Menu

Lambang Kesetiaan: Hachiko, Anjing yang Menunggu Tuannya yang Mati Selama Beberapa Dekade Berusia 100 Tahun

Amastya 3 Jul 2023, 14:01
Sebuah patung Hachiko telah berdiri di luar stasiun Shibuya di Tokyo sejak tahun 1948 /net
Sebuah patung Hachiko telah berdiri di luar stasiun Shibuya di Tokyo sejak tahun 1948 /net

RIAU24.COM - Di kota Tokyo yang ramai, sebuah kisah mengharukan terungkap abad lalu sebuah kisah yang akan merebut hati orang-orang di seluruh dunia.

Hachiko, Akita Inu putih krem, menjadi lambang kesetiaan yang tak tergoyahkan saat ia dengan setia menunggu almarhum tuannya di stasiun kereta api selama bertahun-tahun. Dunia sekarang menandai seratus tahun kelahiran anjing.

Kisah Hachiko yang luar biasa telah meninggalkan bekas yang tak terhapuskan pada sastra, film, dan budaya populer.

Adaptasi China dari kisahnya, mengikuti versi Jepang pada tahun 1987 dan film yang dibintangi Richard Gere pada tahun 2009, semuanya telah menjadi hit box office, menyalakan kembali daya tarik dengan ikatan mendalam Hachiko dengan manusianya, lapor BBC.

Sementara cerita tentang anjing yang setia ada, tidak ada yang bergema secara global seperti Hachiko. Kisahnya melampaui batas dan mengingatkan kita pada hubungan luar biasa yang bisa ada antara manusia dan hewan.

Patung yang melambangkan pengabdian

Berdiri tegak di luar Stasiun Shibuya Tokyo sejak tahun 1948, sebuah patung perunggu mengabadikan kewaspadaan Hachiko yang tak tergoyahkan.

Awalnya didirikan pada tahun 1934, patung itu sementara digunakan kembali selama Perang Dunia Kedua.

Hari ini, anak-anak sekolah Jepang belajar tentang Chuken Hachiko, anjing yang setia, sebagai contoh dedikasi yang tak tergoyahkan.

Profesor Christine Yano dari Universitas Hawaii, yang berbicara kepada BBC, menggambarkan Hachiko sebagai perwujudan dari warga negara Jepang yang ideal.

Kesetiaan, keandalan, kepatuhan, dan pemahamannya yang mendalam melampaui rasionalitas, menunjukkan esensi sejati dari pengabdian.

Kisah Hachiko

Hachiko lahir pada November 1923 di kota Odate, terletak di prefektur Akita—rumah leluhur Akitas. Trah yang agung, Akitas telah lama memikat orang dengan sikap tenang, ketulusan, kecerdasan, dan keberanian mereka. Mereka pernah dilatih untuk berburu binatang yang tangguh seperti babi hutan dan rusa.

Pada tahun 1924, Hidesaburo Ueno, seorang profesor pertanian terkenal dan pecinta anjing yang bersemangat, menjadikan Hachiko sebagai anak anjing.
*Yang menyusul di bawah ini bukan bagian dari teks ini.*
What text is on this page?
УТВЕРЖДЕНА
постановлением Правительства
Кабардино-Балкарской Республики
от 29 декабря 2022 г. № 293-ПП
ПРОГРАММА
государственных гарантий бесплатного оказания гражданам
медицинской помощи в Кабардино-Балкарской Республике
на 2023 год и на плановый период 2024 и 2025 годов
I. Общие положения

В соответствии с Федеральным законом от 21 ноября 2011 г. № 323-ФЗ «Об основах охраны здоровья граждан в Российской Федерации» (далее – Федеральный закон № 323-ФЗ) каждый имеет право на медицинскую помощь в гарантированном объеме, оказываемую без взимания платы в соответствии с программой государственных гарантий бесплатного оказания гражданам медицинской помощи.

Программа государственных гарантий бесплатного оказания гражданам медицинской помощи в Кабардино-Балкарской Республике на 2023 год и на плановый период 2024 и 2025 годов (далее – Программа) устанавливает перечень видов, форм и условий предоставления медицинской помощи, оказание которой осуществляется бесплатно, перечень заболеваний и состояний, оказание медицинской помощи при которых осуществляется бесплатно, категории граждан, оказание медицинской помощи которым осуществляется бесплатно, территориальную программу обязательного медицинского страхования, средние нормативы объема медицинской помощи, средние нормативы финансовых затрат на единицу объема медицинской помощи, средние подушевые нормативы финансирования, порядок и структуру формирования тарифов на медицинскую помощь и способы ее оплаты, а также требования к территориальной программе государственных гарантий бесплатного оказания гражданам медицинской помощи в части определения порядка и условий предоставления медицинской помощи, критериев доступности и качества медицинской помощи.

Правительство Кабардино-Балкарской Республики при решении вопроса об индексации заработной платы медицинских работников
Profesor dan rekan setianya berbagi ikatan yang mendalam, dengan Hachiko menemani Ueno ke Stasiun Shibuya, di mana ia pulang pergi setiap hari.
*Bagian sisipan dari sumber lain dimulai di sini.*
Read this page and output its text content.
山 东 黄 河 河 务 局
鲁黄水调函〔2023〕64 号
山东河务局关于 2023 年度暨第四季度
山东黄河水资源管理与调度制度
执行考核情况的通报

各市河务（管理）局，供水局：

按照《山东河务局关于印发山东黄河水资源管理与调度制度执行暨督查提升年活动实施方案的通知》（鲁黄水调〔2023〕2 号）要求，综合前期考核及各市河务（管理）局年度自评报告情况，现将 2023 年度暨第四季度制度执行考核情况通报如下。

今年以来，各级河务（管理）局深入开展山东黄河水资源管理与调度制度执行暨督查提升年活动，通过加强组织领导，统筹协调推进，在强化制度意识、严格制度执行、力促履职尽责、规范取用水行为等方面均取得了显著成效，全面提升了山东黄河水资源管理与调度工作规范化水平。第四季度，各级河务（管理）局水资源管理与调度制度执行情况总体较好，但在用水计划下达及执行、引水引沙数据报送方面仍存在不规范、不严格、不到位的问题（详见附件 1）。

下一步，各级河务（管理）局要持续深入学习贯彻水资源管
Pada hari yang menentukan di bulan Mei 1925, tragedi terjadi ketika Profesor Ueno meninggal tiba-tiba karena pendarahan otak. Hachiko, setelah menghabiskan hanya 16 bulan di sisinya, patah hati dan kehilangan.

Pada bulan-bulan setelah kematian Ueno, Hachiko melakukan perjalanan di antara keluarga yang berbeda tetapi akhirnya menemukan jalan kembali ke daerah Shibuya. Bertekad dan tak tergoyahkan, ia melanjutkan ziarah hariannya ke stasiun, dengan penuh semangat menunggu kembalinya tuannya yang tercinta.

Awalnya dipandang sebagai gangguan oleh karyawan stasiun, kehadiran Hachiko segera menarik perhatian publik. Pada bulan Oktober 1932, sebuah fitur di surat kabar Tokyo Asahi Shimbun membawa kisahnya ke garis depan, melambungkannya ke ketenaran nasional. Pengunjung dari jauh berbondong-bondong ke stasiun, menawarkan makanan dan dukungan.

Pada 8 Maret 1935, Hachiko menghembuskan nafas terakhirnya, meninggalkan warisan kesetiaan.